A primary reason for cancer treatment failure is the acquisition of drug resistance. CCAT1 promotes HCC proliferation and reduces cell apoptosis induced by oxaliplatin. Knocking out CCAT1 can enhance chemical sensitivity both in vitro and in vivo. Further studies revealed that QKI-5 is a crucial mediator, and blocking the QKI-5/p38MAPK signaling pathway can enhance the sensitivity to oxaliplatin (Xia et al., 2022). In ER+ breast cancer, QKI promotes the formation of circRNA-SFMBT2. Elevated expression levels of circRNA-SFMBT2 promote cell growth and tamoxifen resistance (Li et al., 2023). Moreover, QKI and circRNA participate in cellular irradiation responses. After ionizing radiation, the transcription of QKI and its interaction with KIRKOS-71 and KIRKOS-73 significantly increases (O’Leary et al., 2017).

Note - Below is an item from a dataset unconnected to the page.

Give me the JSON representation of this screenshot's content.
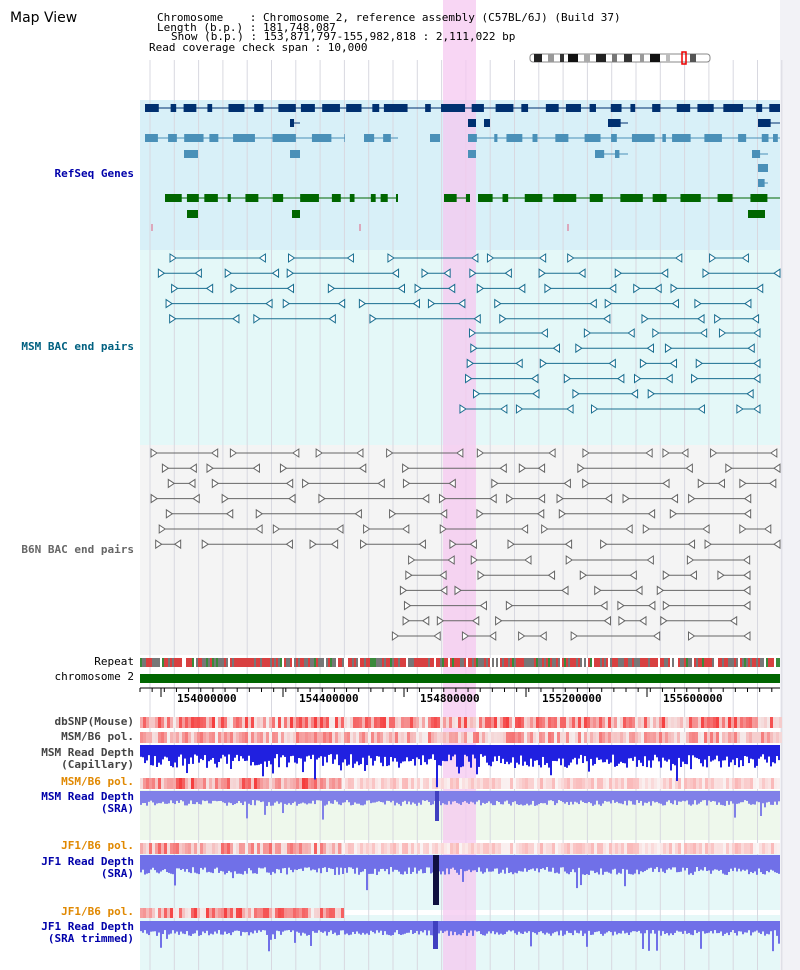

The role of immune modulation in the development of malignant tumors cannot be underestimated, and recently, the significance of immunotherapy in cancer treatment has become increasingly prominent. The QKI protein can exert anti-tumor effects through immune regulation. Studies have reported that the knock-out of QKI can upregulate genes induced by interferons, suggesting that QKI may act as an immune suppressor (Liao et al., 2021). Overexpression of QKI can increase the production of the anti-inflammatory cytokine IL-10. Macrophages, as key players in innate immunity and the primary cells initiating inflammation, develop into tumor-associated macrophages (TAMs) within tumors. QKI can dynamically regulate the polarization state of macrophages and function in inhibiting innate immune responses by modulating the NF-κB pathway (Wang et al., 2017). In early differentiated monocyte progenitor cells, transcriptional activation of QKI-5 can downregulate the expression of CSF1R, thereby negatively regulating macrophage differentiation and forming a negative feedback loop during the macrophage differentiation process (Fu et al., 2012). Therefore, QKI may influence tumor immune modulation by participating in inflammation. Additionally, QKI is associated with the prognosis of diffuse large B-cell lymphoma (DLBCL) (Pan et al., 2021), NSCLC (Li et al., 2021), and leukemia (Tili et al., 2015). In summary, research has revealed that QKI plays a critical role in angiogenesis, apoptosis, cell growth, and immunity, and it may become a novel biomarker for diagnosis, treatment, and evaluation in brain tumors. The development of targeted or immunotherapeutic drugs related to QKI is a promising direction; however, the signaling pathways and molecular mechanisms involved are not yet fully understood and require substantial basic and clinical trial support for further research and evaluation.